“Hora do sim” adiada?  Entenda seus direitos sobre o cancelamento dos casamentos durante a Covid-19 (Liziane Biachi Missau, Advogada Associada da Kern & Oliveira Advogados Associados). Publicado no Jornal HC Notícias, na edição de Sexta-feira (22/05/2020).

“Hora do sim” adiada? Entenda seus direitos sobre o cancelamento dos casamentos durante a Covid-19 (Liziane Biachi Missau, Advogada Associada da Kern & Oliveira Advogados Associados). Publicado no Jornal HC Notícias, na edição de Sexta-feira (22/05/2020).

Entre todos os meses do ano, o mês de Maio é considerado o mais importante para muitos casais, uma vez que se trata justamente do período escolhido por muitos para a realização de seus casamentos. Considerado o mês das noivas, muitos casais buscam durante tempos organizar seus prestadores de serviços justamente para alinhar uma mesma data, demandando tempo para a estruturação. 

Com a declaração do estado de calamidade pública, em 20 de março de 2020, decorrente da pandemia pela Covid-19 – Coronavírus, muitos eventos, dentre eles casamentos, foram cancelados como forma de prevenção para o alastramento da doença. 

Apesar do necessário cancelamento de eventos, tanto os casais quanto as empresas prestadoras de serviços se viram apurados e apreensivos com o futuro de seus negócios. 

A fim de dirimir quaisquer percalços com relação ao cancelamento dos eventos, entrou em vigor, em 08 de abril de 2020, a Medida Provisória n. 948, que, dentre todos seus artigos, acaba por proteger tanto o consumidor quanto o prestador de serviços. 

Isto porque, o cancelamento dos eventos produz prejuízo diretamente a empresas prestadoras de serviços festivos, que necessitam da utilização dos eventos como meio de sobrevivência de seu negócio.
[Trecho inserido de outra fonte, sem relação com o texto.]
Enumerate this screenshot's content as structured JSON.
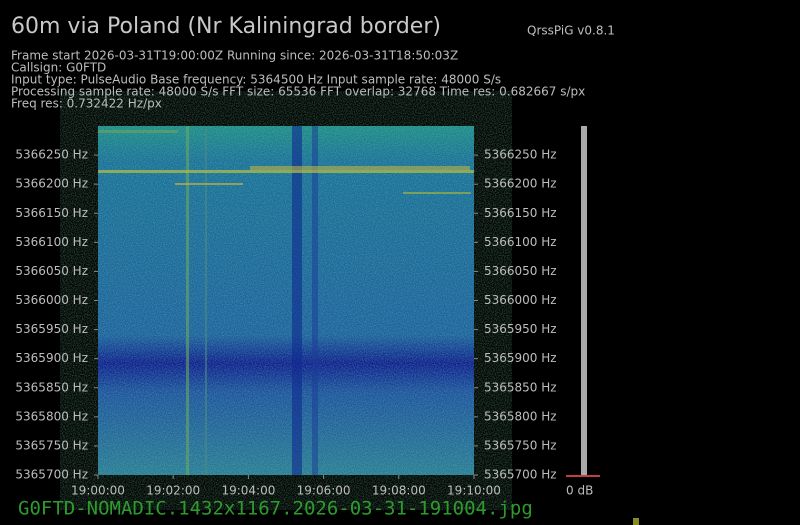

Além dos prestadores, há também de se levar em conta justamente os consumidores que, durante muito tempo, sonharam com suas festas de casamento. 

Pensando exatamente nos dois lados do contrato, a Medida Provisória n. 948 tenciona amenizar o impacto produzido pelo estado de calamidade.  

A solução explanada pela medida visa tão somente adiar os eventos. Para isso, ao invés da devolução integral dos valores ao consumidor e o cancelamento imediato do evento, é conduzido ao prestador de serviços remarcar a data do evento, sem custo adicional ou, até mesmo, a disponibilização de crédito ao consumidor, que poderá desfrutar do valor dentro do prazo de doze meses contados da data de encerramento do estado de calamidade pública. 

Entretanto, se mesmo assim não houver possibilidade de remarcação do evento, a medida provisória defende a restituição dos valores gastos pelos consumidores, devidamente atualizado, porém não de forma única – visando não prejudicar a empresa prestadora – e sim, no prazo de doze meses, contados também da data de encerramento do estado de calamidade pública. 

Sendo assim, o casal que infelizmente teve seu casamento cancelado durante a pandemia ocasionada pelo Coronavírus – COVID-19, poderá entrar em contato com seus prestadores de serviço a fim de remarcar a melhor data para a constituição de seu tão sonhado dia. 

Vale lembrar que estamos vivenciando um momento nunca antes enfrentado por nosso país, sendo fundamental que o bom senso reine entre todas as partes contratuais. 

Em caso de dúvida sobre o assunto, procure seu advogado de confiança que certamente auxiliará na melhor medida a ser tomada.